Criticism triggered student nurse withdrawal in Boston

Pilgrim Hospital
Image caption The hospital has been recently criticised by the Care Quality Commission

A critical report from an independent watchdog was the reason for the withdrawal of student nurses from a Boston hospital, an NHS executive says.

The Nursing and Midwifery Council decided to remove more than 80 nurses and midwives from Boston Pilgrim hospital in July.

Hospital chief executive Andrew North said he understood the move was due to a Care Quality Commission (CQC) report.

The CQC report in July said it had "serious concerns" about the hospital.

'Right direction'

The midwifery council has since announced that all the students will return to the hospital in stages - but has still refused to comment on the exact reason for the removal.

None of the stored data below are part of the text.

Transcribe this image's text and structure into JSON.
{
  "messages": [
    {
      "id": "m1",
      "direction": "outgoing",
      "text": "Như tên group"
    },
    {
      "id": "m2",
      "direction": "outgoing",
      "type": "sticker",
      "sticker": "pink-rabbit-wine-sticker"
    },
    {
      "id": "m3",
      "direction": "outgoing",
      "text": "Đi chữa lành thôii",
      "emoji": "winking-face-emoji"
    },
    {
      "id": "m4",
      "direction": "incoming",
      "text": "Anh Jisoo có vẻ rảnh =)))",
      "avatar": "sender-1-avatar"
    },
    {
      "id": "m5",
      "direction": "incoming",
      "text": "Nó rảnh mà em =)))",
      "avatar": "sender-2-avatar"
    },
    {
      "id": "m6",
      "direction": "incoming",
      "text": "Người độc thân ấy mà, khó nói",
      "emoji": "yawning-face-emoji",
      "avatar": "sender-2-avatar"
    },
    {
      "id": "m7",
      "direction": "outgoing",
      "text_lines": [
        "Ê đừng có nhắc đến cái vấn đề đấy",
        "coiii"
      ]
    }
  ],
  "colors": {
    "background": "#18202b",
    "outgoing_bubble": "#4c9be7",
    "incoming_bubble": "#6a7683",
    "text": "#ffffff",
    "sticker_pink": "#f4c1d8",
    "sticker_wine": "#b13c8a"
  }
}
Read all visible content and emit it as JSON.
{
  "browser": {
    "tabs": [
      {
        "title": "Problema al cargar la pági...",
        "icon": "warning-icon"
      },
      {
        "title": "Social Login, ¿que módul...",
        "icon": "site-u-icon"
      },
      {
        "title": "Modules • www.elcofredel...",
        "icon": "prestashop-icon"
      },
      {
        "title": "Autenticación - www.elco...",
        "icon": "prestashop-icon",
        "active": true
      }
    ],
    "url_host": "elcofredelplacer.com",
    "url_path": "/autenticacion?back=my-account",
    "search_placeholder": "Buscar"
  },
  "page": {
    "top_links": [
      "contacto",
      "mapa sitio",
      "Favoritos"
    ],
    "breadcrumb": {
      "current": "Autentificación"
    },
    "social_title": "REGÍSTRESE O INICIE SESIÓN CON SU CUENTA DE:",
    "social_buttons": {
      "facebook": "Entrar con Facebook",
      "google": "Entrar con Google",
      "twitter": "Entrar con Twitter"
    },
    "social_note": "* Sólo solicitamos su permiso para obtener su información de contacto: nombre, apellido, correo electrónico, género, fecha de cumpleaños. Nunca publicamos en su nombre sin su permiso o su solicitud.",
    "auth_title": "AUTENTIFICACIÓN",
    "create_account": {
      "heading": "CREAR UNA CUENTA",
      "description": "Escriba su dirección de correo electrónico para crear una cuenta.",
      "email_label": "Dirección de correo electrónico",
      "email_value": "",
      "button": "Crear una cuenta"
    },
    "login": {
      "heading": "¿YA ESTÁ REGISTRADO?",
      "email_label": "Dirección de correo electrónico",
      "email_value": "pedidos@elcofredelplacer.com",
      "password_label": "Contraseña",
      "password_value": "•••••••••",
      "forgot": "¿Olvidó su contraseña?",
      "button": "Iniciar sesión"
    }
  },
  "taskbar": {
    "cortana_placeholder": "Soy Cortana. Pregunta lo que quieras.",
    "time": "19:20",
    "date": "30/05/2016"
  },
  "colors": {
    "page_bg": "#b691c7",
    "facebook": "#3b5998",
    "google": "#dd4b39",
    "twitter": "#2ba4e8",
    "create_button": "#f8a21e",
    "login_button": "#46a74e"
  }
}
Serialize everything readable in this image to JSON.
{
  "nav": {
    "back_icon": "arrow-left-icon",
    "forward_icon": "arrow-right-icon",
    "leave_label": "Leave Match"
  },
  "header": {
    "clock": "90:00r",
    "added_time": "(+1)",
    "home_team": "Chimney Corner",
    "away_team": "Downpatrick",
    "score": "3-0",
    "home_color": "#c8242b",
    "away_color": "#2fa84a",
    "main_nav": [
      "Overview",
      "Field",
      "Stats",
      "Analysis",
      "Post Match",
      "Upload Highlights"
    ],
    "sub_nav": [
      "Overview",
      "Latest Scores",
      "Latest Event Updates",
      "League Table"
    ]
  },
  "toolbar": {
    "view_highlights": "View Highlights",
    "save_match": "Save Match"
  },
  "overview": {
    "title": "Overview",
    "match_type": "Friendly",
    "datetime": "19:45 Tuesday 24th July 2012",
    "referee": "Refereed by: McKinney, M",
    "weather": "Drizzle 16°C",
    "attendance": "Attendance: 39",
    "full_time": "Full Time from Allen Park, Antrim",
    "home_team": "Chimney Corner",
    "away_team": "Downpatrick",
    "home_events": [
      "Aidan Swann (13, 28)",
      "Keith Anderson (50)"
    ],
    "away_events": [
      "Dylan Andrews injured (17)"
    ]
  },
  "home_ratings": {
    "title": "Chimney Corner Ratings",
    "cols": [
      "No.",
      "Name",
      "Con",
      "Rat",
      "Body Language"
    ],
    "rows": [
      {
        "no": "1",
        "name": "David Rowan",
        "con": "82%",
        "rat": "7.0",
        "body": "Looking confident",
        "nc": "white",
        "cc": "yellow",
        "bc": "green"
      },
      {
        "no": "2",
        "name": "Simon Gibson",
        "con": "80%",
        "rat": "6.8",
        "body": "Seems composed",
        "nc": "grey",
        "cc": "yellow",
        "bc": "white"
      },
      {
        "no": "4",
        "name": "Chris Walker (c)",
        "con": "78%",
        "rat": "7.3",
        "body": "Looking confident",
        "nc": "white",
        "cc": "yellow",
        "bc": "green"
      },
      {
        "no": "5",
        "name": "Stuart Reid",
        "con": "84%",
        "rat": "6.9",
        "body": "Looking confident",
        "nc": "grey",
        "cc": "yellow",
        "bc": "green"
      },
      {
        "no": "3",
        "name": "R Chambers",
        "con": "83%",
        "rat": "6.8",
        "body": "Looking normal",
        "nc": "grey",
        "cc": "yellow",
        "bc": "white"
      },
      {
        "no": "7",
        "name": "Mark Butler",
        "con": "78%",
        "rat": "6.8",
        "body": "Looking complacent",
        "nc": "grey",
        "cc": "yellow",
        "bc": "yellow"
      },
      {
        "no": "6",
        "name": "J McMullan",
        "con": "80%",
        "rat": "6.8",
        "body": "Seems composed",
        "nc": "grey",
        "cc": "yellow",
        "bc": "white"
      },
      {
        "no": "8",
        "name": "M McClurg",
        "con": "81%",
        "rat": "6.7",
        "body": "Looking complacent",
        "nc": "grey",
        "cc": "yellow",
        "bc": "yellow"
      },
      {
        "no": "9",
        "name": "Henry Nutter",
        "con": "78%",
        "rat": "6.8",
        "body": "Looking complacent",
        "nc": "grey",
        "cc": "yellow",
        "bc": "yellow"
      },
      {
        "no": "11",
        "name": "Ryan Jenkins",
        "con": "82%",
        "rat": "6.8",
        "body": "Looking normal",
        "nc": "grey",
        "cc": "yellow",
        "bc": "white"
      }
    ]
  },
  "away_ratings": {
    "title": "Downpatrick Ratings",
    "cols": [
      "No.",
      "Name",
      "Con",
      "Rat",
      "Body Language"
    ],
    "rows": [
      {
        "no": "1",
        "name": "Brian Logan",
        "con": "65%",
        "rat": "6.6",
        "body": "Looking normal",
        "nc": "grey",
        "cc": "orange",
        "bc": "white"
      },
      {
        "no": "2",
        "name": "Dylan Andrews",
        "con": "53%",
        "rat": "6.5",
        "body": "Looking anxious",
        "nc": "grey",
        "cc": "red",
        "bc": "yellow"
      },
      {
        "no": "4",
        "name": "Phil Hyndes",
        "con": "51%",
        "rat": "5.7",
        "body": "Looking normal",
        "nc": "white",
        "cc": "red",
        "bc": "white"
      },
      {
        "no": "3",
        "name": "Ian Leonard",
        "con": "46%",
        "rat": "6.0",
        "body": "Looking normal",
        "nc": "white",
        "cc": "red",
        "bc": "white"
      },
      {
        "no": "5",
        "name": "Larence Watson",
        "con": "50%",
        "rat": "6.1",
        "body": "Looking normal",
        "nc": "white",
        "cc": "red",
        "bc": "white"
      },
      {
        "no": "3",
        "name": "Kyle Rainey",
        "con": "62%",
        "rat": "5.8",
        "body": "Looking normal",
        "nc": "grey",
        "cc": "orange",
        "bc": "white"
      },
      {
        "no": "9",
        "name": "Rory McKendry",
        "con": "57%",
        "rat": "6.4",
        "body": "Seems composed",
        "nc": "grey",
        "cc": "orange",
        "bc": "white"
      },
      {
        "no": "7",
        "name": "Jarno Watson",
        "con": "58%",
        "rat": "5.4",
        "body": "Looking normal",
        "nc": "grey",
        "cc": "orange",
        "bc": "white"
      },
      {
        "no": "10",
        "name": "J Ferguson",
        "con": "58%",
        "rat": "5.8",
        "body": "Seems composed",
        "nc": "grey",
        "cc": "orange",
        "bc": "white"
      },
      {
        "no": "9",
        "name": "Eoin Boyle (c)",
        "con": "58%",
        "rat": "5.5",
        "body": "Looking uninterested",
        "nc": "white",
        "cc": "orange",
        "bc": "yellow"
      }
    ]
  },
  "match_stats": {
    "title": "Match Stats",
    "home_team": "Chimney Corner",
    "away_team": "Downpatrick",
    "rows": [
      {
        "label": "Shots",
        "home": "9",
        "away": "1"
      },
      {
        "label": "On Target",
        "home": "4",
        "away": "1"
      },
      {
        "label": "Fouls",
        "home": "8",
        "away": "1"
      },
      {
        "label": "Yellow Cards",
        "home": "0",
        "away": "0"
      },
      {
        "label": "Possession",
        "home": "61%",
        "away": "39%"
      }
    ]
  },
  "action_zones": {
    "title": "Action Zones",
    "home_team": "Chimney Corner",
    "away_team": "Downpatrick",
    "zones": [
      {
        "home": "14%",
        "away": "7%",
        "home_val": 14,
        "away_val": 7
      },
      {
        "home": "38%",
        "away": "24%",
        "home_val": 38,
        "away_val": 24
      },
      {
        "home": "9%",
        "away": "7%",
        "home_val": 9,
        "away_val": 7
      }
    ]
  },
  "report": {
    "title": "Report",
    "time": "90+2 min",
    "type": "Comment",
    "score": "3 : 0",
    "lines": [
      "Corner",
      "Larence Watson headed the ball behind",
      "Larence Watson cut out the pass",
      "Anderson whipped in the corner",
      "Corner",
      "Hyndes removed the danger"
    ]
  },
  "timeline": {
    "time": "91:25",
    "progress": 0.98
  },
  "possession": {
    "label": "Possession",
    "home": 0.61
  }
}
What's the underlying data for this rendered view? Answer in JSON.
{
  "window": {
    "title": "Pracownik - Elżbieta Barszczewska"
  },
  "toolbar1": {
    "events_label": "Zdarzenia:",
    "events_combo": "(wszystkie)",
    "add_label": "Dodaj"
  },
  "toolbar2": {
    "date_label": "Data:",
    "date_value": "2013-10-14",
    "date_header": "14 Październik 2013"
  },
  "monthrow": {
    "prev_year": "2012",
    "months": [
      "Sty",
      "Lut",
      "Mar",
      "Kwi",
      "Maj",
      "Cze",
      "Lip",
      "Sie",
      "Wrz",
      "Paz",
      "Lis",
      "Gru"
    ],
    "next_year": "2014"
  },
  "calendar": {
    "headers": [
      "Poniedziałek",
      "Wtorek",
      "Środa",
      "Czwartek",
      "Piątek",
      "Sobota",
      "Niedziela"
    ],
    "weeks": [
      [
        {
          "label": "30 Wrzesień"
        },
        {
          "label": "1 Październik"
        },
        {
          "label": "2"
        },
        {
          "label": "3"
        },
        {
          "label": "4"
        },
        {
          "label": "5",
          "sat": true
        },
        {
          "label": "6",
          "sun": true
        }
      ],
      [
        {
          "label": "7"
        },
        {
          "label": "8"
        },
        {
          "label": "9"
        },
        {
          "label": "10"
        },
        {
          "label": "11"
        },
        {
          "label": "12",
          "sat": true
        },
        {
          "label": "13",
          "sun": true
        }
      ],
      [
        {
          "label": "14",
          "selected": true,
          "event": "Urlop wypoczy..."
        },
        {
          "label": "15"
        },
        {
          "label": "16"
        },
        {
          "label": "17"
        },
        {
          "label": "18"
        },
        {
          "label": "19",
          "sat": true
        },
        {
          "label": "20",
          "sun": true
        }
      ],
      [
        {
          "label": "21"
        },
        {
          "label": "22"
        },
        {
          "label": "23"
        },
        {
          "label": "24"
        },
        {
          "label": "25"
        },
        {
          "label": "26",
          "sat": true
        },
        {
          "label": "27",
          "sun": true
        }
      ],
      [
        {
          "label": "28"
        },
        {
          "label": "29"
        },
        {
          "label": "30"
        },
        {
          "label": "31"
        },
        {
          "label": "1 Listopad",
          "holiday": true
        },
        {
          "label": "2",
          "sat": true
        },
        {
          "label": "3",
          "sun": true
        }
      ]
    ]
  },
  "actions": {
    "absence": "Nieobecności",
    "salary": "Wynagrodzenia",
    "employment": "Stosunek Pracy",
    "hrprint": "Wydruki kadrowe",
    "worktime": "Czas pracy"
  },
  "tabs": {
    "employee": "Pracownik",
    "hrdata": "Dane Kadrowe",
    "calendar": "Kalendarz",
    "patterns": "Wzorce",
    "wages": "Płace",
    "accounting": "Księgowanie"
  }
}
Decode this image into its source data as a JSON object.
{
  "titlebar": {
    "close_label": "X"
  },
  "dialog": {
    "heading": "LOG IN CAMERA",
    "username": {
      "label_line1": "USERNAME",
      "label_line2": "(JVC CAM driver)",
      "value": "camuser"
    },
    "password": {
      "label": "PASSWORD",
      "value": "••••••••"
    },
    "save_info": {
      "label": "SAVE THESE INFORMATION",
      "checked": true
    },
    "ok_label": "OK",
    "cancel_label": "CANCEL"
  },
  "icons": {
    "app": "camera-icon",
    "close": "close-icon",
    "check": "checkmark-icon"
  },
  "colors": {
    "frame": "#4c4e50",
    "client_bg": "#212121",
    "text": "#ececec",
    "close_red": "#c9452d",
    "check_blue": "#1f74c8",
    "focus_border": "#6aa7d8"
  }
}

The CQC report said the hospital had not met required standards in 12 of 16 categories, including meeting the nutritional needs of patients and the care and welfare of people using services.

In the report, examples of poor standards included a patient who was "very unwell and in pain" but left untreated by medical staff for two days.

Inspectors also found patients were struggling to eat and drink and not being checked on properly by staff.

Mr North, the United Lincolnshire Hospital Trust's chief executive, said changes had been introduced including a new hourly "care round" that checks on patients more often.

"We recognise we have more to do but we are undoubtedly moving in the right direction."

The students from the University of Nottingham, the University of Lincoln and The Open University were moved to other hospitals in Nottingham and Mansfield.